Periodic Reporting for period 2 - SAHR (Skill Acquisition in Humans and Robots)
Reporting period: 2019-04-01 to 2020-09-30
Humans have a remarkable capacity for fine manipulation and unique ability to acquire such skills through practice as well as through observation of more skilled practioneers. The best example is craftsmanship. Crafts demand high dexterity and proficiency at a craft is attained only after years of practice. The SAHR project aims at offering more insight on how humans acquire these skills and to use this knowledge to support the development of new learning algorithms for robots. To this end, SAHR develops novel approaches to skill acquisition in robots that follow stages of skill acquisition in humans. To inform the design of these new learning algorithms, we follow a group of apprentices at watchmaking. Watch making is an ideally suited craft as it requires very precise control of both hands’ fingers in coordination. Analysis of human acquisition skills aims to achieve a better understanding of how humans overcome their sensory-motor noise and the sheer complexity of controlling simultaneously many degrees of freedom. We develop a framework to enable robots to acquire similarly complex manipulation skills, through a two-stage process. First, a trial and error process allows to identify the task constraints and to determine a motor program satisfying these constraints. Second, an optimization process is launched to refine and optimize the skill to reach an economy of effort. Production of the skill becomes automated. To automate the skill, we use Dynamical Systems (DS), closed-form control laws that offer inherent robustness to perturbation, hence ideally suited to generate the required run-time high-speed adaptation.

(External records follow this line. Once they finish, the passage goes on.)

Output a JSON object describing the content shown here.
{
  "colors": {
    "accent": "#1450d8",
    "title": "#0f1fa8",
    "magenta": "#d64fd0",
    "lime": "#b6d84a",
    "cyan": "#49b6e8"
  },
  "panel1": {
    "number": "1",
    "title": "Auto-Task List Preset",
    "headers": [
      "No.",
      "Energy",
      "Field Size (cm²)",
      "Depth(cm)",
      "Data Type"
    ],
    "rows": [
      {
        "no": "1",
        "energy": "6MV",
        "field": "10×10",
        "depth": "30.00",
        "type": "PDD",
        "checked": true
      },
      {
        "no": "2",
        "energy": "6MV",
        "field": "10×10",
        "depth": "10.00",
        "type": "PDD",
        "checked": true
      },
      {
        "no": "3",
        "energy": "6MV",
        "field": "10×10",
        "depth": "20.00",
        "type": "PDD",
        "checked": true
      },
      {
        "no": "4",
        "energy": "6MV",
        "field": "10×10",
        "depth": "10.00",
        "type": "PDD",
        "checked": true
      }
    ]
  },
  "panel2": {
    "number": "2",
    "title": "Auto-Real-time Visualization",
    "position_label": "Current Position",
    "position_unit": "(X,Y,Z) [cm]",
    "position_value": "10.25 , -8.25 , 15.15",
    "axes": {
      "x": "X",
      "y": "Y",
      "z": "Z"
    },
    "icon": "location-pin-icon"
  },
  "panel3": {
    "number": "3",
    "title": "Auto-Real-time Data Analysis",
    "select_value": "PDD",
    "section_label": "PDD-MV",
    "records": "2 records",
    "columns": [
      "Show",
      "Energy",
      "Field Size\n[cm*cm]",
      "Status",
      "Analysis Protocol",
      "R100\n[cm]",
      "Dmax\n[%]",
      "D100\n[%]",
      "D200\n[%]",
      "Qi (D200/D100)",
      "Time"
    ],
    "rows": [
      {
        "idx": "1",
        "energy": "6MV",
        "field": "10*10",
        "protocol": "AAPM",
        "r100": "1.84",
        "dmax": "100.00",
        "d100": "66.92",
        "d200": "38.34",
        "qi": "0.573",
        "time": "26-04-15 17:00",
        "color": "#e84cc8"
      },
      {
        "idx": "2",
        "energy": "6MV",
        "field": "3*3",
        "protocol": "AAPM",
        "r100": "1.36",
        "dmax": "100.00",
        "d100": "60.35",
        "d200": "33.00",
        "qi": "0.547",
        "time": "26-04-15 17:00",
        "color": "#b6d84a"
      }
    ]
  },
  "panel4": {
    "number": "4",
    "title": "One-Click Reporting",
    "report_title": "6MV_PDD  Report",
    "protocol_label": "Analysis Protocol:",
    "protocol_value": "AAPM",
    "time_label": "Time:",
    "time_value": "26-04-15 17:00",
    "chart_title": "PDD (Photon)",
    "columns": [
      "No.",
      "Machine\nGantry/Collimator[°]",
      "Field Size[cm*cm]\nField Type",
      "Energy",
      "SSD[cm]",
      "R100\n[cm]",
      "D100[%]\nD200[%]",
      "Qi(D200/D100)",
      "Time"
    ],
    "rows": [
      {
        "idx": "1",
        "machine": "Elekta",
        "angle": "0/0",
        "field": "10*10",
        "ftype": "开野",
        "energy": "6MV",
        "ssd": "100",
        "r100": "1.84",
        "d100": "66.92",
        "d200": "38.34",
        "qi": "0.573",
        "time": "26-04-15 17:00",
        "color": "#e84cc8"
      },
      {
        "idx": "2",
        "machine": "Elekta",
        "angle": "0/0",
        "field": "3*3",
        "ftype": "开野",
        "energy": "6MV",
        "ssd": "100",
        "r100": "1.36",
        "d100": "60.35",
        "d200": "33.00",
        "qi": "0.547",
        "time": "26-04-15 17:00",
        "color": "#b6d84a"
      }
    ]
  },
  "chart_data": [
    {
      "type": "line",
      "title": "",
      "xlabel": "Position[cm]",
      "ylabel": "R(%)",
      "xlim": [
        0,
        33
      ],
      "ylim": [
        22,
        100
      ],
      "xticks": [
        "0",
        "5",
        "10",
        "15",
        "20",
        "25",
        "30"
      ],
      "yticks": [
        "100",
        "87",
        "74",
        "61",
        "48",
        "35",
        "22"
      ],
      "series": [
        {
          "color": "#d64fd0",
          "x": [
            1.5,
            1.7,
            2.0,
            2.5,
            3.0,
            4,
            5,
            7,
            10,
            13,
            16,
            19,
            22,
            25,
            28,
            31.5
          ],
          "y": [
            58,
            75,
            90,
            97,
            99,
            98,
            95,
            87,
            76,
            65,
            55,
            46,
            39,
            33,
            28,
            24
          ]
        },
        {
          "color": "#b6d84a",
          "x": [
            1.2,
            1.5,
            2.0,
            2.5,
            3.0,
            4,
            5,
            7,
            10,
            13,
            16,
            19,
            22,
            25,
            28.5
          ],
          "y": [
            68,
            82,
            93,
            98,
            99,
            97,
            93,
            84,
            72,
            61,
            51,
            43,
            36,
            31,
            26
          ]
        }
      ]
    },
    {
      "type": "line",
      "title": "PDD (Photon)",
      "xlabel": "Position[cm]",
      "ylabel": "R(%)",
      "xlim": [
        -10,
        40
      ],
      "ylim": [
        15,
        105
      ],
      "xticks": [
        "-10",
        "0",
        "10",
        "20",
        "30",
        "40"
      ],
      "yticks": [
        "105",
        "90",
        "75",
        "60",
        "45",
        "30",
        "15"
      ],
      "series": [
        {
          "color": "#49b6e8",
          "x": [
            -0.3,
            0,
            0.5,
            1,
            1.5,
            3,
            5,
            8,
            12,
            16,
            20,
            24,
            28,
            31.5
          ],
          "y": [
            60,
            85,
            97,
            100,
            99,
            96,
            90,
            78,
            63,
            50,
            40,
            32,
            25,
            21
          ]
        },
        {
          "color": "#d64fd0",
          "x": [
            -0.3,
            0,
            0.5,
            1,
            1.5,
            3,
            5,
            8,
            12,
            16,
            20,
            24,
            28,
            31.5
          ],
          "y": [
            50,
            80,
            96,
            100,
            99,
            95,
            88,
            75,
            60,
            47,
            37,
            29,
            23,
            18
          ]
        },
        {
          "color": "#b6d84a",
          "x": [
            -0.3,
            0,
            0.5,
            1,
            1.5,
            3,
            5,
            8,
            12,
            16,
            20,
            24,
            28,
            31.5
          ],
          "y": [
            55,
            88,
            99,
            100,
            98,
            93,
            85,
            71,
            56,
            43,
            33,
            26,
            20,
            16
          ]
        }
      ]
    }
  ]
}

In parrallel, SAHR pursued fundamental advances in machine learning with application to robot control. The notion of bifurcation in dynamical systems was exploited to embed simultaneously periodic and discrete dynamics of motion in a single control law. This technique was applied to replicate swift switching from polishing to pick and place as displayed in watchmaking with a robot arm manipulator. Additionally, novel approaches to identify automatically control laws through the use of spectral clustering and manifold learning were developed.
Finally, the project made important efforts to ensure reproducibility of results. To this end, a benchmark of bimanual coordination in robot control was devised and published. The benchmark will serve to document progresses in the project but also more generally in robotics. Additionally, the longitudinal study's data have been made available on the project’s website alongside code for the analysis and modeling of the data.
Analysis of the data have led us to propose a novel taxonomy of hand postures that differ from hand postures documented in existing taxonomies. We also offer, for the first time, a taxonomy of bimanual coordinated hand postures that reveals interesting information on the role than handedness plays in finger coordination. While handedness is well documented for arm movements, its role in fine manipulation has received much less attention.
Watchmaking is a craft known for its complexity. Through its longitudinal study of watchmaking apprenticeship, the SAHR project generates a unique and the first of its kind detailed recordings of this craft. These data will provide a historical account of the craft, should this craft come to disappear one day.
The SAHR project contributes to theoretical and experimental advances in machine learning and robotics. It pushes forward the use of dynamical systems as a mode to control robots. While learning dynamical systems was so far performed in a fully supervised manner, results from SAHR show that unsupervised learning techniques can also be used for the identification of the systems. This is advantageous, as the approach does not necessitate explicit labelling which is time consuming and relies on expert data.
The SAHR project bet that bifurcations, a well-known property of dynamical systems, could be used to good advantage to embed multiple control laws in a single system. This departs from traditional hybrid systems approaches. Results show that it is indeed possible to learn bi-stable systems with particular dynamics leading to fixed point attractors and other dynamics leading to limit cycles. The approach is, however, restricted to linear dynamics and efforts in the second part of the project will be dedicated to extend this to more complex non-linear dynamics.
The SAHR project’s ultimate goal is to devise a learning scheme to enable robots to automatically model a new skill through practice and to automate this skill through the use of closed-form construct via dynamical systems. Such a scheme will enable robots to acquire and adapt their manipulation skills. The SAHR project will aim to demonstrate the general applicability of this scheme by having robots transfer fine insertion and polishing skills to different materials and at different scales.